In June 2021, Covid-19 restrictions eased and cross-border trade between Kenya and Tanzania resumed.

King’ola’s banana business started to boom again. With bananas fetching higher prices, it was no longer cost-effective to use them to feed her pigs, so she sold all the pigs and refocused on selling bananas.

She gained confidence and decided to venture into new business opportunities.

In November 2021, she attended a workshop for cross-border traders, which was part of an empowerment project by the United Nation Conference on Trade and Development’s (UNCTAD) trade, gender, and development programme.

Equipped with knowledge gained from the training, she started selling maize and beans across the border, setting up a network of suppliers and buyers in and beyond her hometown to boost her small-scale farming.

King’ola said the UNCTAD workshop sharpened her entrepreneurial skills. She learned how to better estimate costs and profit margins and leverage market opportunities.

It empowered her to diversify the range of cereals beyond maize and beans, which boosted her income.
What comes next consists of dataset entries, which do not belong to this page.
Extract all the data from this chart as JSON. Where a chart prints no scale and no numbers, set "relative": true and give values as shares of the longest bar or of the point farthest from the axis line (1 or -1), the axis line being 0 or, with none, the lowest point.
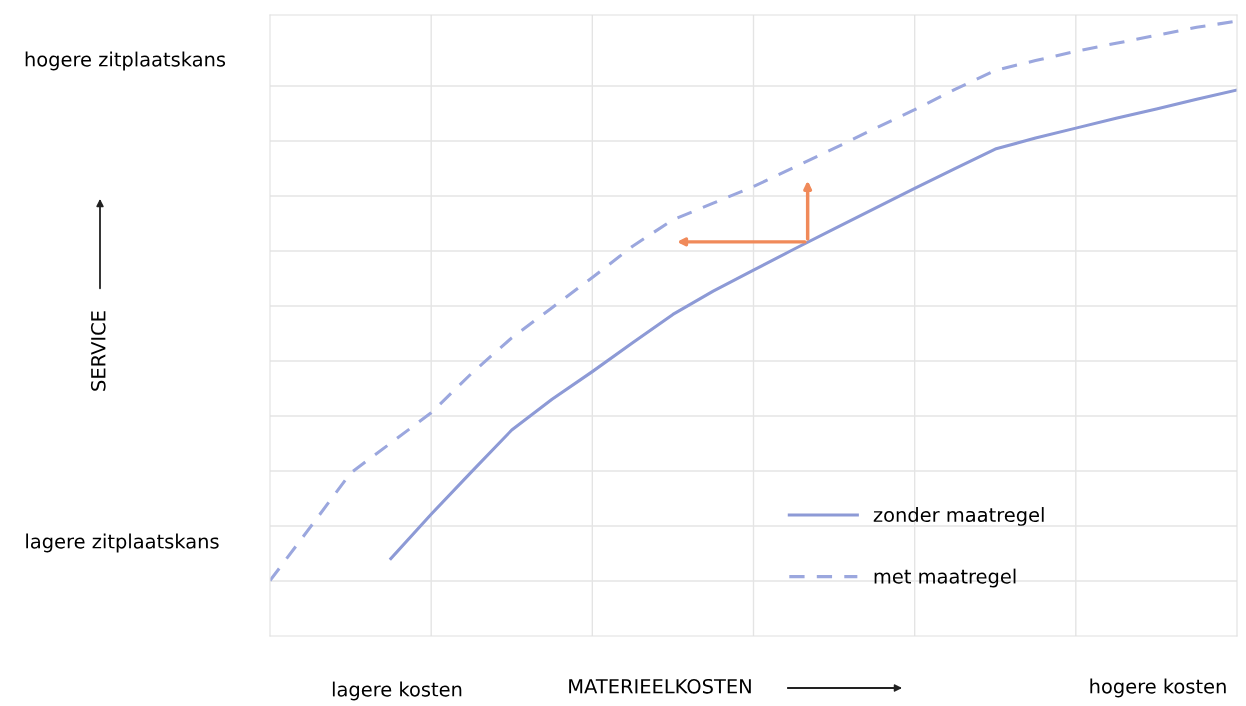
{
  "chart_data": {
    "type": "line",
    "relative": true,
    "xlabel": "MATERIEELKOSTEN",
    "annotations": [
      "hogere zitplaatskans",
      "lagere zitplaatskans",
      "lagere kosten",
      "hogere kosten",
      "SERVICE"
    ],
    "categories": [
      null,
      null,
      null,
      null,
      null,
      null,
      null,
      null,
      null,
      null,
      null,
      null,
      null,
      null,
      null,
      null,
      null,
      null,
      null,
      null,
      null,
      null,
      null,
      null,
      null
    ],
    "series": [
      {
        "name": "zonder maatregel",
        "color": "#8d9ad6",
        "line_style": "solid",
        "values": [
          null,
          null,
          null,
          0.126,
          0.198,
          0.267,
          0.335,
          0.385,
          0.43,
          0.477,
          0.523,
          0.561,
          0.595,
          0.629,
          0.662,
          0.695,
          0.728,
          0.76,
          0.792,
          0.81,
          0.826,
          0.842,
          0.857,
          0.873,
          0.888
        ]
      },
      {
        "name": "met maatregel",
        "color": "#9ba7de",
        "line_style": "dashed",
        "values": [
          0.09,
          0.177,
          0.265,
          0.314,
          0.363,
          0.427,
          0.485,
          0.534,
          0.583,
          0.634,
          0.677,
          0.704,
          0.731,
          0.762,
          0.793,
          0.825,
          0.856,
          0.889,
          0.92,
          0.936,
          0.951,
          0.964,
          0.977,
          0.99,
          1.0
        ]
      }
    ],
    "grid": true,
    "legend": "bottom right"
  }
}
It also improved her skills in keeping business and financial records and collecting information on suppliers and customers before embarking on a new business.

King’ola credited UNCTAD’s training with enhancing her understanding of customs rules and procedures, saying it “has made my business life easier.”

Previously, she used to sell the cereals through unofficial routes to evade taxes and duties, but she ended up incurring losses.

There were times when she had to pay bribes, lost consignments to porters, and dealt with fines and penalties when her goods were seized by customs officials.

“The training showed me that cereals can be traded between Kenya and Tanzania duty-free and the levies charged are not as high as other traders and I thought them to be,” she said.

Now her priority is safety and security. Official crossing routes provide a guarantee.

She also recognizes the importance of correctly filling out customs forms and declaring all goods, backed by her experience that truthful declarations have been met with fair assessments of the taxes and levies due.

Traders like her also have legal avenues to file a complaint if they find an assessment unfair.

“I am now more confident than ever in crossing the border to Tanzania and procuring goods there,” King’ola said.

“Because I have in-depth knowledge of my rights and obligations as a small-scale cross-border trader,” she added, “I trust that my business has a bright future.”